Anéantir, by Michel Houellebecq

As it happens, Balzac is Houellebecq’s hero. Anéantir not only demonstrates comparable ambition to Balzac; it is also proof of Houellebecq’s tireless work. In his various books he has accumulated notes on: the stages of terminal tongue cancer; the precise topography of the Ministry of Finance; the exact operation of a guillotine (with schematics); the names, composition and texture of processed sandwiches on sale in Parisian train stations; the vernacular of Paris’s best political spin doctor; the triage of dying residents in provincial care homes, and more. When, some time around the 2100s Anéantir is re-published by Penguin Classics, the notes section will take up half the space of the novel proper. The translator will battle to properly convey the Tom Wolfe-like bleak hopelessness encompassed in ‘un sandwich Daunat maxi-moelleux au blanc de poulet-emmental dans son emballage et une Tourtel’.

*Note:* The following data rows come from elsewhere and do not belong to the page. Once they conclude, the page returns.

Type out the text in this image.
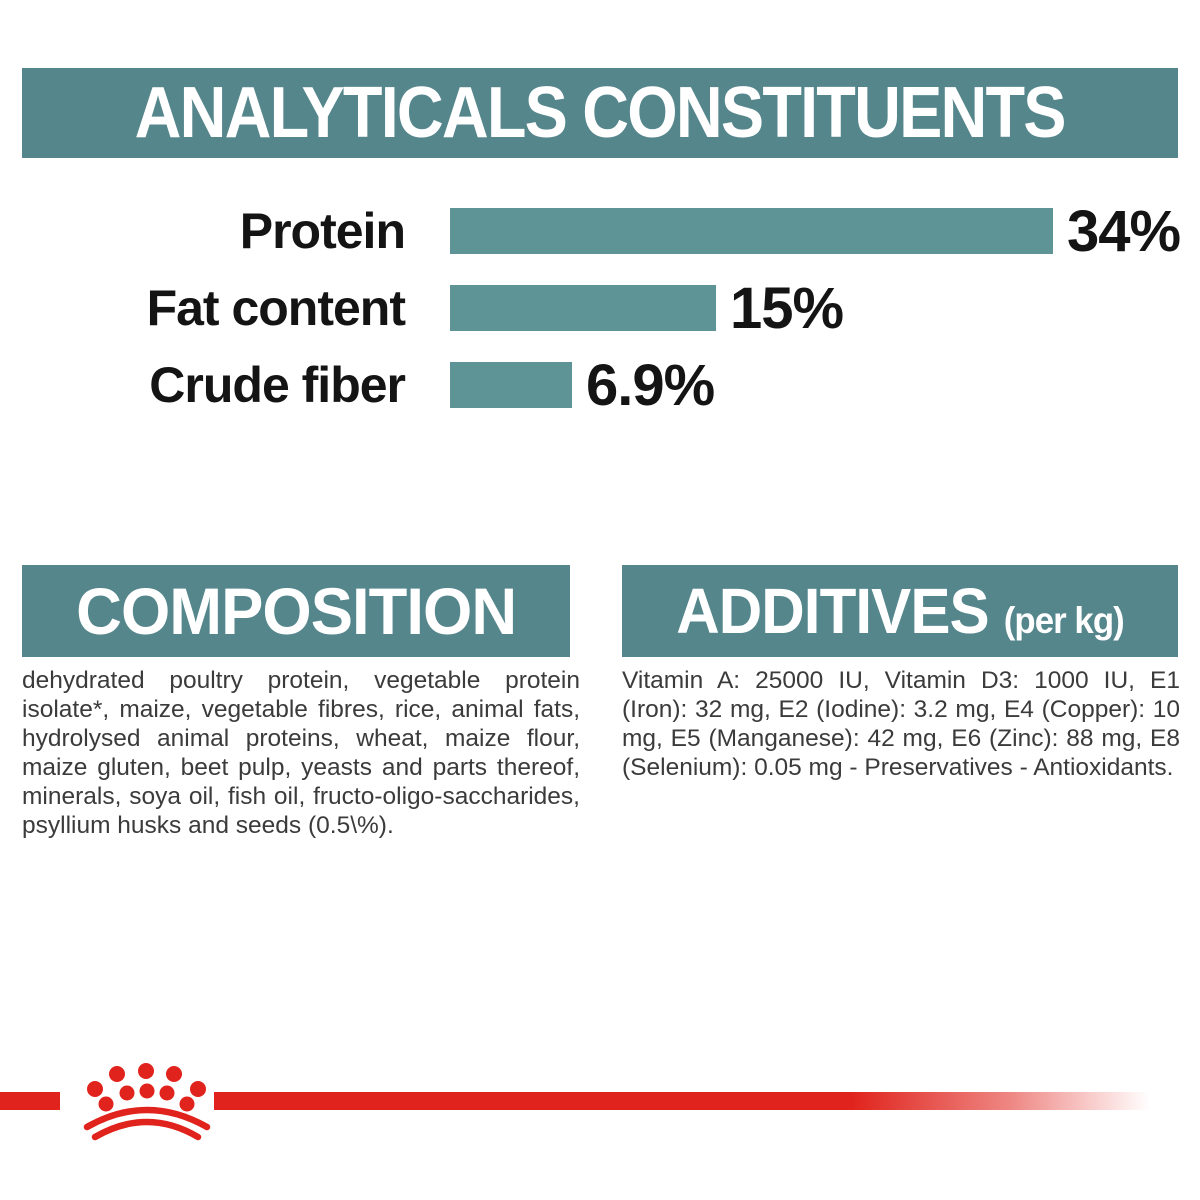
ANALYTICALS CONSTITUENTS
Protein	34%
Fat content	15%
Crude fiber	6.9%
COMPOSITION

dehydrated poultry protein, vegetable protein isolate*, maize, vegetable fibres, rice, animal fats, hydrolysed animal proteins, wheat, maize flour, maize gluten, beet pulp, yeasts and parts thereof, minerals, soya oil, fish oil, fructo-oligo-saccharides, psyllium husks and seeds (0.5\%).

ADDITIVES (per kg)

Vitamin A: 25000 IU, Vitamin D3: 1000 IU, E1 (Iron): 32 mg, E2 (Iodine): 3.2 mg, E4 (Copper): 10 mg, E5 (Manganese): 42 mg, E6 (Zinc): 88 mg, E8 (Selenium): 0.05 mg - Preservatives - Antioxidants.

Like Balzac, many of Houellebecq’s characters are drawn from real life. The book is set in the year 2026. The sitting president is transparently Emmanuel Macron, who’s been re-elected in 2022. Term limits mean he can’t run again: his cunning plan is to push a popular television talk show host to win in 2027, coached by, among others, the minister of finance, thereby keeping the seat warm for a return of ‘Macron’ himself at the 2032 election — a kind of Putin-Medvedev switcheroo.

The book just came out in France, here is more information.  Is Houllebecq best at 736 pp.?  I guess we’ll find out.  In French, on Kindle.  And in German.  When in English?  I have ordered it in German, though I am not sure when I will get to start much less finish it.